Writing poetry, is one of my things. I have always written my feelings down in times of extreme emotions. Not words of romantic love, but emotional expression none the less. I would turn to writing to see these almost unexplainable emotions written in black and white. It was somehow comforting to see that choices I had made or in the process of making were not just in my head. This made me feel like there may be others that share my way of thinking, my way of making impulsive decisions. If I was smart enough to express how I was feeling on paper, there was nothing wrong with my mind or my behavior. I convinced myself that it was just my uniqueness or being more creative than others. I have made some horrible decisions in my life. Primarily those made on impulse. Lucky for you I will not share all of my poems here. Some will always remain in the darkness of a closed notebook or incomplete journal that lives on a nearly forgotten shelf in my attic. I only open up and share now as an act of rehabilitating myself. In hopes of finding myself, and finding others that deal or have dealt with the emotions I have. Sunday will be set aside for poetry. If you have read most of my other entries, you may have noticed that I am now finding meaning for each day of my blog. It really is turning into a full time job. Thanks for stopping by and I hope the words you are about to read, simply help.
A Mysterious Drink
When my pain began, I took a drink from a mysterious cup
It directed my sight away from yours, I only took a moment to look up
Only now realizing that this world that I chose was upside down
The thing that adorns my face was no smile, but a frown.
This cup of mystery, holds an enticing drink
It allows one to obey their feel, disobey their think
A familiar taste, yet still such an exotic blend
This euphoric revelation, explodes to no end
Do what feels good, not what makes sense
The rest of the world missing out on this “bliss”
Logic, missing from this mysterious cocktail
One sip from this cup, and the mind is now frail.
The mind, has now become a playground to erosion
Your own chemicals directing torture & a self-afflicted poison.
I am seriously ignorant to any other type of place
I have locked myself inside, with no clear chance of escape.
I invited you into my world before I really knew
Just how much I differ from you
The place where I have lived, is only made of black and white
Absent of anything that isn’t plain-wrong or just-right
Where is this gray world, you sit here and describe?
It sounds so normal, so boring, lacking so many of my kind
This word you just taught me, defining, CONSEQUENCE
A harsher word, in either world, has never been in existence
You say the drink in my cup, has such a deceiving taste…
At first causing this remarkable craving,
Then such remarkable waste.
Binge drinking this mixture, both still so unaware
No worries, and no real reason to be scared
For a moment, we both abandon all feelings of fear
The view of our future, well we both see it clear
Nothing can hurt us, as we walk on the clouds
Close only to each other, set apart from the crowds
I can’t believe we are here, I have dreamt of this day
Finding this person that shows me, he will stay longer than stay.
Addicted now, my blend of this deceptive drink,
You swallow all, leaving no time to think.
The moment you tell me that you are all mine.
I turn away, this is taking too much of my time
The truth is… If I would have stayed any longer, here lies my heart.

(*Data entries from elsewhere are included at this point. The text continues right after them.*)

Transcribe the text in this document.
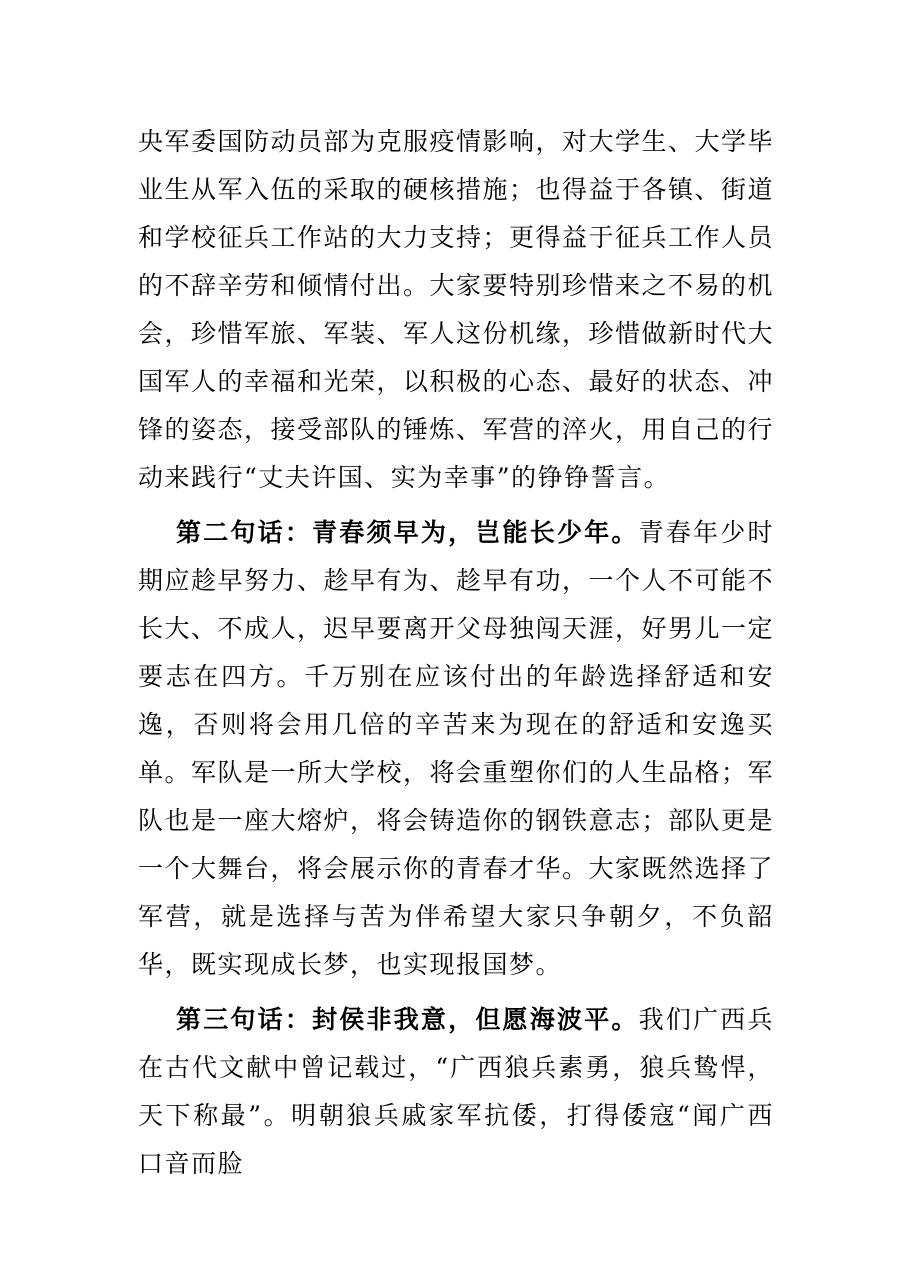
央军委国防动员部为克服疫情影响，对大学生、大学毕业生从军入伍的采取的硬核措施；也得益于各镇、街道和学校征兵工作站的大力支持；更得益于征兵工作人员的不辞辛劳和倾情付出。大家要特别珍惜来之不易的机会，珍惜军旅、军装、军人这份机缘，珍惜做新时代大国军人的幸福和光荣，以积极的心态、最好的状态、冲锋的姿态，接受部队的锤炼、军营的淬火，用自己的行动来践行“丈夫许国、实为幸事”的铮铮誓言。

第二句话：青春须早为，岂能长少年。青春年少时期应趁早努力、趁早有为、趁早有功，一个人不可能不长大、不成人，迟早要离开父母独闯天涯，好男儿一定要志在四方。千万别在应该付出的年龄选择舒适和安逸，否则将会用几倍的辛苦来为现在的舒适和安逸买单。军队是一所大学校，将会重塑你们的人生品格；军队也是一座大熔炉，将会铸造你的钢铁意志；部队更是一个大舞台，将会展示你的青春才华。大家既然选择了军营，就是选择与苦为伴希望大家只争朝夕，不负韶华，既实现成长梦，也实现报国梦。

第三句话：封侯非我意，但愿海波平。我们广西兵在古代文献中曾记载过，“广西狼兵素勇，狼兵鸷悍，天下称最”。明朝狼兵戚家军抗倭，打得倭寇“闻广西口音而脸
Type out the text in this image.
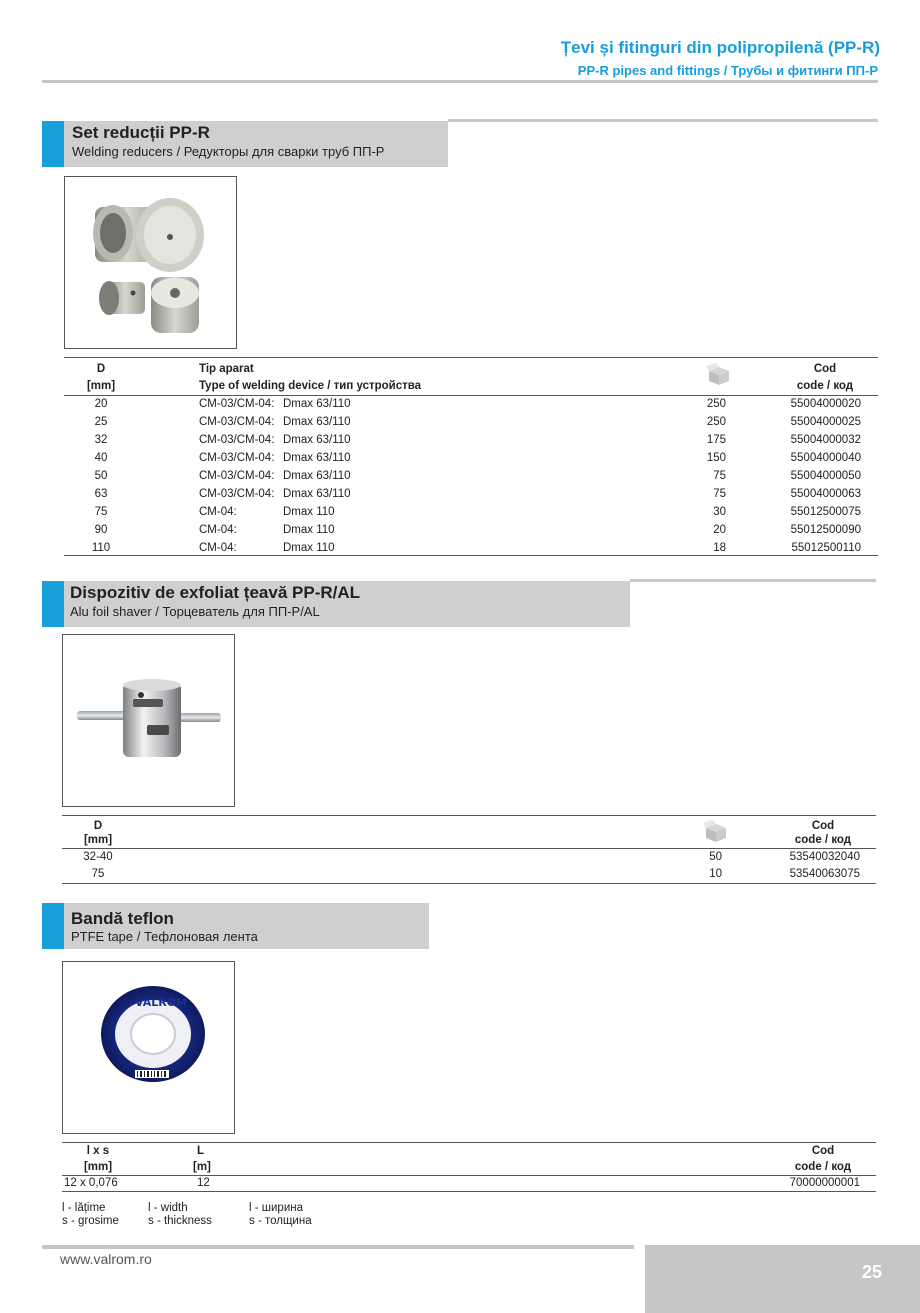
Țevi și fitinguri din polipropilenă (PP-R)
PP-R pipes and fittings / Трубы и фитинги ПП-Р
Set reducții PP-R
Welding reducers / Редукторы для сварки труб ПП-Р
D
[mm]
Tip aparat
Type of welding device / тип устройства
Cod
code / код
20	CM-03/CM-04: Dmax 63/110	250	55004000020
25	CM-03/CM-04: Dmax 63/110	250	55004000025
32	CM-03/CM-04: Dmax 63/110	175	55004000032
40	CM-03/CM-04: Dmax 63/110	150	55004000040
50	CM-03/CM-04: Dmax 63/110	75	55004000050
63	CM-03/CM-04: Dmax 63/110	75	55004000063
75	CM-04:	Dmax 110	30	55012500075
90	CM-04:	Dmax 110	20	55012500090
110	CM-04:	Dmax 110	18	55012500110
Dispozitiv de exfoliat țeavă PP-R/AL
Alu foil shaver / Торцеватель для ПП-Р/AL
D
[mm]
Cod
code / код
32-40	50	53540032040
75	10	53540063075
Bandă teflon
PTFE tape / Тефлоновая лента
VALROM
l x s
[mm]
L
[m]
Cod
code / код
12 x 0,076	12	70000000001
l - lățime	l - width	l - ширина
s - grosime	s - thickness	s - толщина
www.valrom.ro
25
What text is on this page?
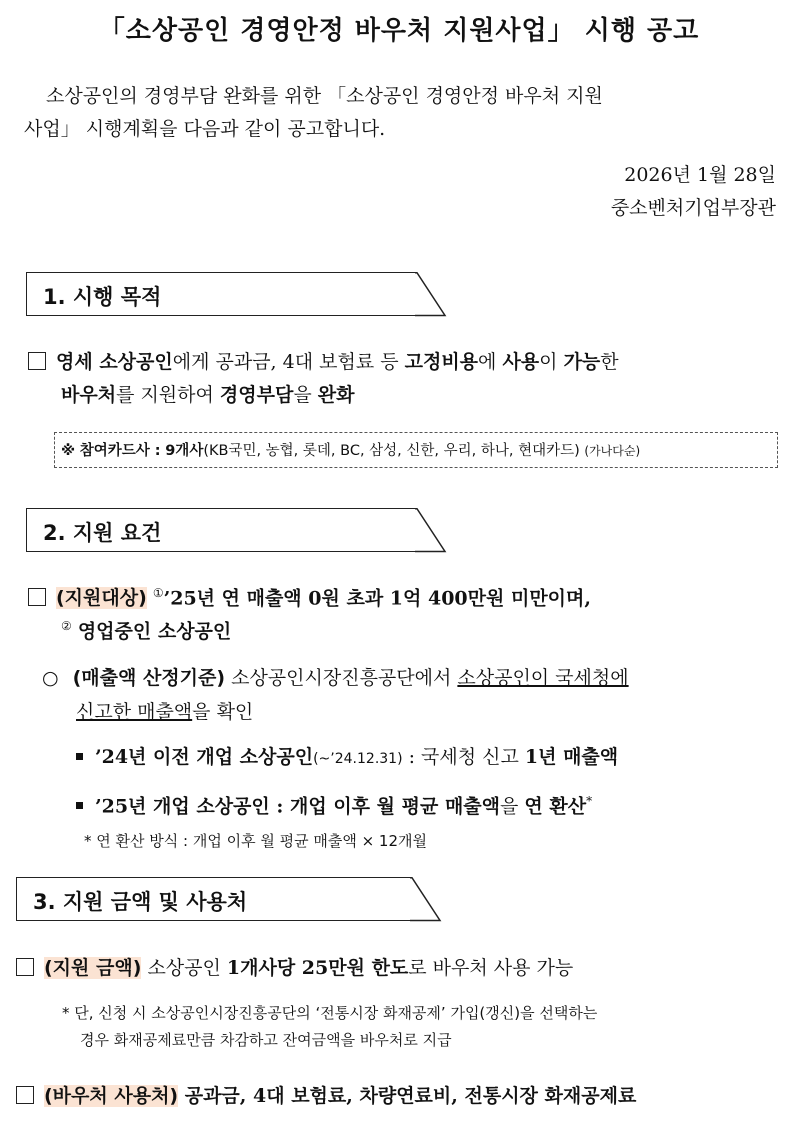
「소상공인 경영안정 바우처 지원사업」 시행 공고
소상공인의 경영부담 완화를 위한 「소상공인 경영안정 바우처 지원
사업」 시행계획을 다음과 같이 공고합니다.
2026년 1월 28일
중소벤처기업부장관
1. 시행 목적
영세 소상공인에게 공과금, 4대 보험료 등 고정비용에 사용이 가능한
바우처를 지원하여 경영부담을 완화
※ 참여카드사 : 9개사(KB국민, 농협, 롯데, BC, 삼성, 신한, 우리, 하나, 현대카드) (가나다순)
2. 지원 요건
(지원대상) ①’25년 연 매출액 0원 초과 1억 400만원 미만이며,
② 영업중인 소상공인
○ (매출액 산정기준) 소상공인시장진흥공단에서 소상공인이 국세청에
신고한 매출액을 확인
’24년 이전 개업 소상공인(~’24.12.31) : 국세청 신고 1년 매출액
’25년 개업 소상공인 : 개업 이후 월 평균 매출액을 연 환산*
* 연 환산 방식 : 개업 이후 월 평균 매출액 × 12개월
3. 지원 금액 및 사용처
(지원 금액) 소상공인 1개사당 25만원 한도로 바우처 사용 가능
* 단, 신청 시 소상공인시장진흥공단의 ‘전통시장 화재공제’ 가입(갱신)을 선택하는
경우 화재공제료만큼 차감하고 잔여금액을 바우처로 지급
(바우처 사용처) 공과금, 4대 보험료, 차량연료비, 전통시장 화재공제료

You should know by now, I am an expert at keeping all things apart
You begged me to be more like those who live in this gray world of yours
You and all your grays are clueless of the heartache impulsive actions can cure.
The memory of your taste
Is more than I can take, so I push it further away
I can barely see you now, our feet no longer touching the clouds
I have self-destructed, while declaring a war on our lives somehow
It isn’t right I know, I have been sick and my patterns exposed
The lies, the masks, this game of trickery, so well-composed
It wasn’t you, I know now, that it was all me
Actually, This mysterious flavor you crave, is one called, BPD
The bitter taste, a detectable defect in this exotic blend
For those who have had their fill of it, again and again.

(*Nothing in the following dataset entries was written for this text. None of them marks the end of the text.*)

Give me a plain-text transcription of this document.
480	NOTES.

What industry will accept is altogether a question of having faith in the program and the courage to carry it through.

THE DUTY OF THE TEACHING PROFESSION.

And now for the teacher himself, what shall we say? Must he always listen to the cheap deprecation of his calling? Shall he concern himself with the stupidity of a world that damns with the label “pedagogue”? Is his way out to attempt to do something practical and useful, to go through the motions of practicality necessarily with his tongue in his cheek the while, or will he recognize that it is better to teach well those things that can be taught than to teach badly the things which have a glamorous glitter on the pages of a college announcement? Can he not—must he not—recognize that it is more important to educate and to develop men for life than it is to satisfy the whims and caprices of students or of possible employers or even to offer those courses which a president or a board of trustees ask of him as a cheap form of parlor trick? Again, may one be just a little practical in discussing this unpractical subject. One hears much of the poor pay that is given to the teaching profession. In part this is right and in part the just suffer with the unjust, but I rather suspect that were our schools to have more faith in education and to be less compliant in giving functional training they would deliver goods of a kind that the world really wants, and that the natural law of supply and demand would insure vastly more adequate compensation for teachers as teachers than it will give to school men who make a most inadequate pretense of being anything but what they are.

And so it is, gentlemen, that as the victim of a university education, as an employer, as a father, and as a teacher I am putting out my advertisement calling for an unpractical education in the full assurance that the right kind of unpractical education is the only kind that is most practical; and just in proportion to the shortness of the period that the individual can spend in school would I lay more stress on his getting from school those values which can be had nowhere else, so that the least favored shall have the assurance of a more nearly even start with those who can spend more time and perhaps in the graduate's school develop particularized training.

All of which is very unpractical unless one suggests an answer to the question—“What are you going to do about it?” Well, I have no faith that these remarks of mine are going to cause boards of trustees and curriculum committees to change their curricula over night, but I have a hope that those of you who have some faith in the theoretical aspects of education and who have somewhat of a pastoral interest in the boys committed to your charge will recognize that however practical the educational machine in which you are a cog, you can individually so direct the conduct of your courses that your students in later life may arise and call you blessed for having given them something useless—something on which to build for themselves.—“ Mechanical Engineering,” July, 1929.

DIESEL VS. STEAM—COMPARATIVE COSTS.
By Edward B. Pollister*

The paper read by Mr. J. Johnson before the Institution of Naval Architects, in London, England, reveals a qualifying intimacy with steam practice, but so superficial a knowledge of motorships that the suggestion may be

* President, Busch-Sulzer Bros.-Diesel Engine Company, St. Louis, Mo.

Stay far from my path, those thirsty just for fun
A small sip from my cup = darkness has won.
This poisonous drink even known to be fatal
And harmful to all, especially those mentally unstable
There they are, those of whom, I am closely akin
yet this taste, tastes too close to pretend.

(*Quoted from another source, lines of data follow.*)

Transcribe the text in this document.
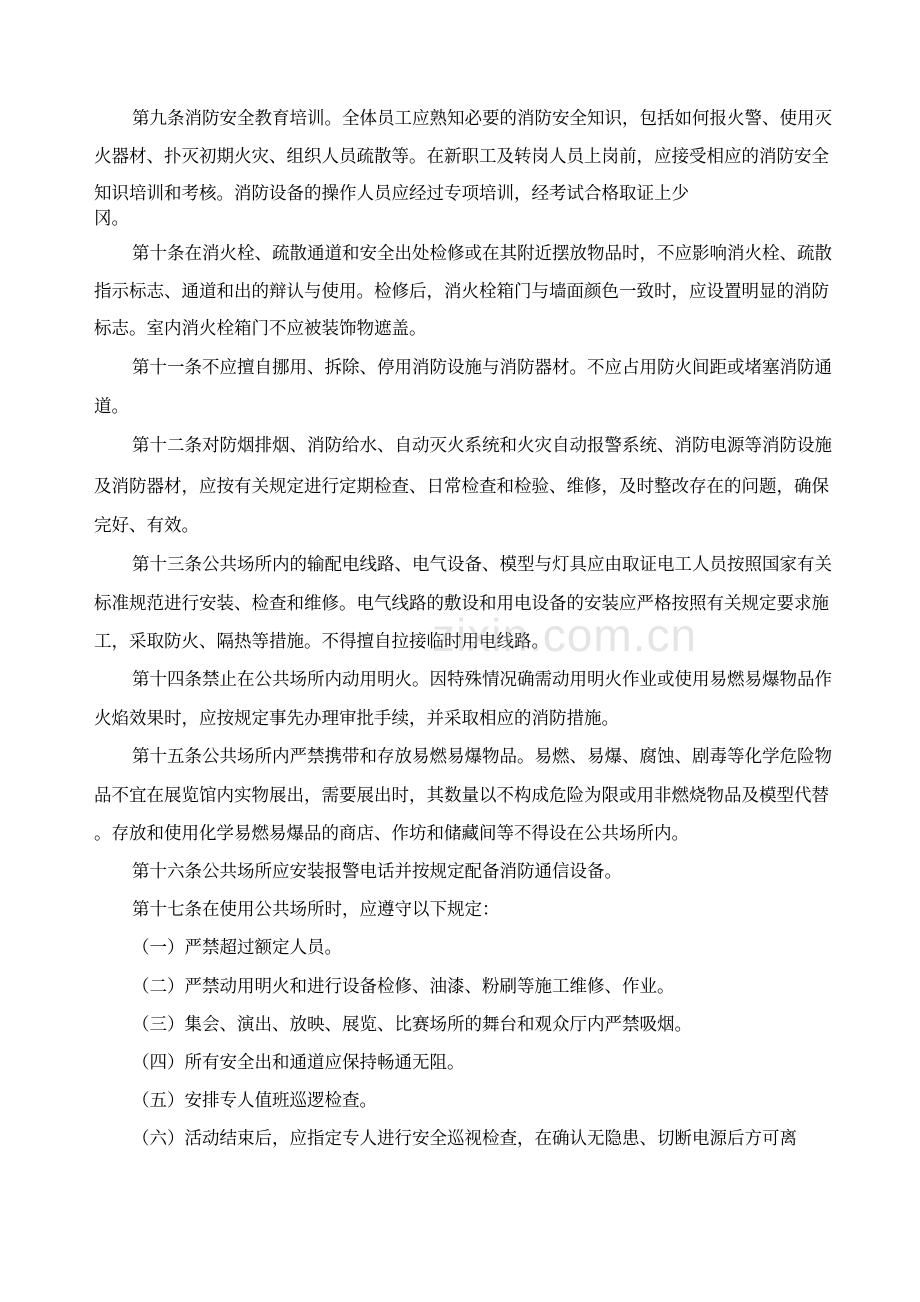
第九条消防安全教育培训。全体员工应熟知必要的消防安全知识，包括如何报火警、使用灭
火器材、扑灭初期火灾、组织人员疏散等。在新职工及转岗人员上岗前，应接受相应的消防安全
知识培训和考核。消防设备的操作人员应经过专项培训，经考试合格取证上少
冈。
第十条在消火栓、疏散通道和安全出处检修或在其附近摆放物品时，不应影响消火栓、疏散
指示标志、通道和出的辩认与使用。检修后，消火栓箱门与墙面颜色一致时，应设置明显的消防
标志。室内消火栓箱门不应被装饰物遮盖。
第十一条不应擅自挪用、拆除、停用消防设施与消防器材。不应占用防火间距或堵塞消防通
道。
第十二条对防烟排烟、消防给水、自动灭火系统和火灾自动报警系统、消防电源等消防设施
及消防器材，应按有关规定进行定期检查、日常检查和检验、维修，及时整改存在的问题，确保
完好、有效。
第十三条公共场所内的输配电线路、电气设备、模型与灯具应由取证电工人员按照国家有关
标准规范进行安装、检查和维修。电气线路的敷设和用电设备的安装应严格按照有关规定要求施
工，采取防火、隔热等措施。不得擅自拉接临时用电线路。
zixin.com.cn
第十四条禁止在公共场所内动用明火。因特殊情况确需动用明火作业或使用易燃易爆物品作
火焰效果时，应按规定事先办理审批手续，并采取相应的消防措施。
第十五条公共场所内严禁携带和存放易燃易爆物品。易燃、易爆、腐蚀、剧毒等化学危险物
品不宜在展览馆内实物展出，需要展出时，其数量以不构成危险为限或用非燃烧物品及模型代替
。存放和使用化学易燃易爆品的商店、作坊和储藏间等不得设在公共场所内。
第十六条公共场所应安装报警电话并按规定配备消防通信设备。
第十七条在使用公共场所时，应遵守以下规定：
（一）严禁超过额定人员。
（二）严禁动用明火和进行设备检修、油漆、粉刷等施工维修、作业。
（三）集会、演出、放映、展览、比赛场所的舞台和观众厅内严禁吸烟。
（四）所有安全出和通道应保持畅通无阻。
（五）安排专人值班巡逻检查。
（六）活动结束后，应指定专人进行安全巡视检查，在确认无隐患、切断电源后方可离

Can I be present in this real world of gray
A foreigner, a tourist, just hoping to find my way.
I am being mindful now of my actions, impulses and words
Stepping into a world that isn’t black nor white, all is mostly blurred
I am asking my savior now, to sip from a completely different cup
He says he is standing beside me, and there’s no way he will ever give up
This message is here for those that I have known, hurt and loved
For I am truly sorry, I am just learning of this drink from above
This old taste may remain bitter on your tongues, it may even stain your soul
I have found the only way to relieve the bitterness, honestly, is to just let it go!
This was written for those who speak, as I speak
To remember your strength and forget where you’re weak
He loves you this second, this minute, on this very day!
You will always be remembered in my prayers, when I pray!